Featured, Industry News — By on March 16, 2012 09:02

One of the highlights of the the film ‘It Might Get Loud’, which explores the history of the electric guitar through the music and playing styles of Jimmy Page, The Edge and Jack White, is the sequence where Jimmy Page shows the others how to use a theremin (see below) – that mysterious electronic instrument developed in Russia in the early part of the 20th. century that’s played without being touched.

The theremin was used by Lenin to showcase Soviet technology around the world. When its inventor – Leon theremin – visited the United States in the late 1920′s he attracted the attention of RCA, who licenced the technology for a then huge sum of $100,000, making it the world’s first electronic instrument manufacturer. It went on sale in 1929, costing $220. Theremin went on to invent an array of other interesting and useful products, but none got off the ground.

Leon Theremin died in Moscow in 1993 aged 97, after a long, eventful, but complicated life. To hear more about the instrument and its inventor, listen to Martin Vennard’s interview with Lydia Kavinq, the great-niece of inventor Leon Theremin, and his biographer Albert Glinsky on the BBC’s World Service ‘Witness’ programme , broadcast on 12 March to celebrate the ninetieth anniversary of his invention.

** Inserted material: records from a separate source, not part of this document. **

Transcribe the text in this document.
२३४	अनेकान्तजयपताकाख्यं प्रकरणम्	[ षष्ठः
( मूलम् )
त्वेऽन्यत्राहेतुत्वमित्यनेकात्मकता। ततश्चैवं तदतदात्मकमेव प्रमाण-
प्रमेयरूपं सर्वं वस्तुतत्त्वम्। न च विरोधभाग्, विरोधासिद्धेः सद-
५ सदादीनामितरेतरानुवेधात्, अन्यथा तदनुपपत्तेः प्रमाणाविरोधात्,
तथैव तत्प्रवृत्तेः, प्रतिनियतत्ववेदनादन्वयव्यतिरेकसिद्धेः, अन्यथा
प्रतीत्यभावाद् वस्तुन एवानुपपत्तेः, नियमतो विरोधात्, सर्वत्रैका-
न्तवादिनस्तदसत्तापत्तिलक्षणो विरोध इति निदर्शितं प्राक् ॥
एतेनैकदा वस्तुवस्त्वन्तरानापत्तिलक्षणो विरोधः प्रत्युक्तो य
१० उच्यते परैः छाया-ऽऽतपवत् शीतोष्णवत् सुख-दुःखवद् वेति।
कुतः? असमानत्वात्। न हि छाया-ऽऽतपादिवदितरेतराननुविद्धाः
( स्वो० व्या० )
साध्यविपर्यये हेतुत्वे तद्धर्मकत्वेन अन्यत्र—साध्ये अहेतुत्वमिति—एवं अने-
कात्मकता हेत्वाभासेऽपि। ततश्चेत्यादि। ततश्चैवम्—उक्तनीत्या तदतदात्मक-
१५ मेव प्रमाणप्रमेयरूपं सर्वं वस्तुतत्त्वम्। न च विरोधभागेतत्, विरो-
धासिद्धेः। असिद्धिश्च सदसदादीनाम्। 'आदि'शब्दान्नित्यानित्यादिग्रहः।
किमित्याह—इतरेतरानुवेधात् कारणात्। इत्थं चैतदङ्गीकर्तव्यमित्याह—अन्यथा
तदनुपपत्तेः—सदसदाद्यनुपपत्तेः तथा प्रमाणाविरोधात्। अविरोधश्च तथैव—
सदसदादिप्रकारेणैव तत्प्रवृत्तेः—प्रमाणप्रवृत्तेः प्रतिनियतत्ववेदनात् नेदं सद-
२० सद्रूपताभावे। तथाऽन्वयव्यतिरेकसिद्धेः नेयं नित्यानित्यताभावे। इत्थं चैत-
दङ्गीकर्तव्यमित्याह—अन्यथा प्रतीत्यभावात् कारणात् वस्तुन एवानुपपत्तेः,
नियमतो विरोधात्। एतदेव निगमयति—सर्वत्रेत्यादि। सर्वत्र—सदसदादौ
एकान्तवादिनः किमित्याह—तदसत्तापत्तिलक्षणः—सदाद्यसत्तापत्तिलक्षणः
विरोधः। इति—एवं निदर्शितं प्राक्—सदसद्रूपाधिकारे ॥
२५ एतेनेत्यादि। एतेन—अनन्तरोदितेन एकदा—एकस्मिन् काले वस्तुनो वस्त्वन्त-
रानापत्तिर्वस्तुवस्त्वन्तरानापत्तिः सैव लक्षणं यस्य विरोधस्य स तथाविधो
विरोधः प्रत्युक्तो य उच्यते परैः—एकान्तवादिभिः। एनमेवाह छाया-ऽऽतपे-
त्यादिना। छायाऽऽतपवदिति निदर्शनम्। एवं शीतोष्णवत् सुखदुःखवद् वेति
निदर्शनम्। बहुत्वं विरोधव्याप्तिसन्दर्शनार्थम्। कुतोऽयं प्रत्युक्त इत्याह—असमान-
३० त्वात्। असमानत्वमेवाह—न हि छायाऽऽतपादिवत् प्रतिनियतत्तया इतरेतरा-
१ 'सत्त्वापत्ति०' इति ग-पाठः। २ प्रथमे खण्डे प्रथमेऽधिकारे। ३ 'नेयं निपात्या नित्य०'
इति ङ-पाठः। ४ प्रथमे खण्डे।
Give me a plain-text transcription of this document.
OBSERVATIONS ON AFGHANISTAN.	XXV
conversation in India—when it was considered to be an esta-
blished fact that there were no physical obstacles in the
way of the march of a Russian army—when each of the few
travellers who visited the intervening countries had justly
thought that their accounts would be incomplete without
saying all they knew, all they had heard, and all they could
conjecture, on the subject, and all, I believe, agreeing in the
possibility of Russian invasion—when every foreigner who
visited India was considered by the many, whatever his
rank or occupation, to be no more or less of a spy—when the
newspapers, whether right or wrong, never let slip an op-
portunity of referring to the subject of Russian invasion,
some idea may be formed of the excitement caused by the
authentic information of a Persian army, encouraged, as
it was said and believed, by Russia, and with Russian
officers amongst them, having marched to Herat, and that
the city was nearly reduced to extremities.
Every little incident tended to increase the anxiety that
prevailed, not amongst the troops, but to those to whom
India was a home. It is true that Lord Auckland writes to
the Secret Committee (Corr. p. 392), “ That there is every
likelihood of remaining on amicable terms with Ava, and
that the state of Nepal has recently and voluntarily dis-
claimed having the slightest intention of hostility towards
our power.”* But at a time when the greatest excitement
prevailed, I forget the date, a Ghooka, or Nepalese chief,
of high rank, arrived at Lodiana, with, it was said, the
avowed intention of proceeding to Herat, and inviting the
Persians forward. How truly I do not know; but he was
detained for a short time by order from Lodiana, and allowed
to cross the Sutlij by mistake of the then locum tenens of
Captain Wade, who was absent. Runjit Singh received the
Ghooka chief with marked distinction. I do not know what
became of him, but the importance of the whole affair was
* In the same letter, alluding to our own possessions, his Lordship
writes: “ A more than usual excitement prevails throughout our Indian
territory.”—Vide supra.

Here’s another video clip showing the theremin being demonstrated by musician Jon Spencer of the Jon Spencer Blues Explosion.



  1. Also check out the Theramin sequence during “Whole Lotta Love” from the Movie “Song remains the same”. It’s amazing.

  2. Kevin says:

    Is it as amazing as Jon Spencer’s demo above? He never took any theremin lessons!

  3. It’s pretty good: Starts at around 1:32.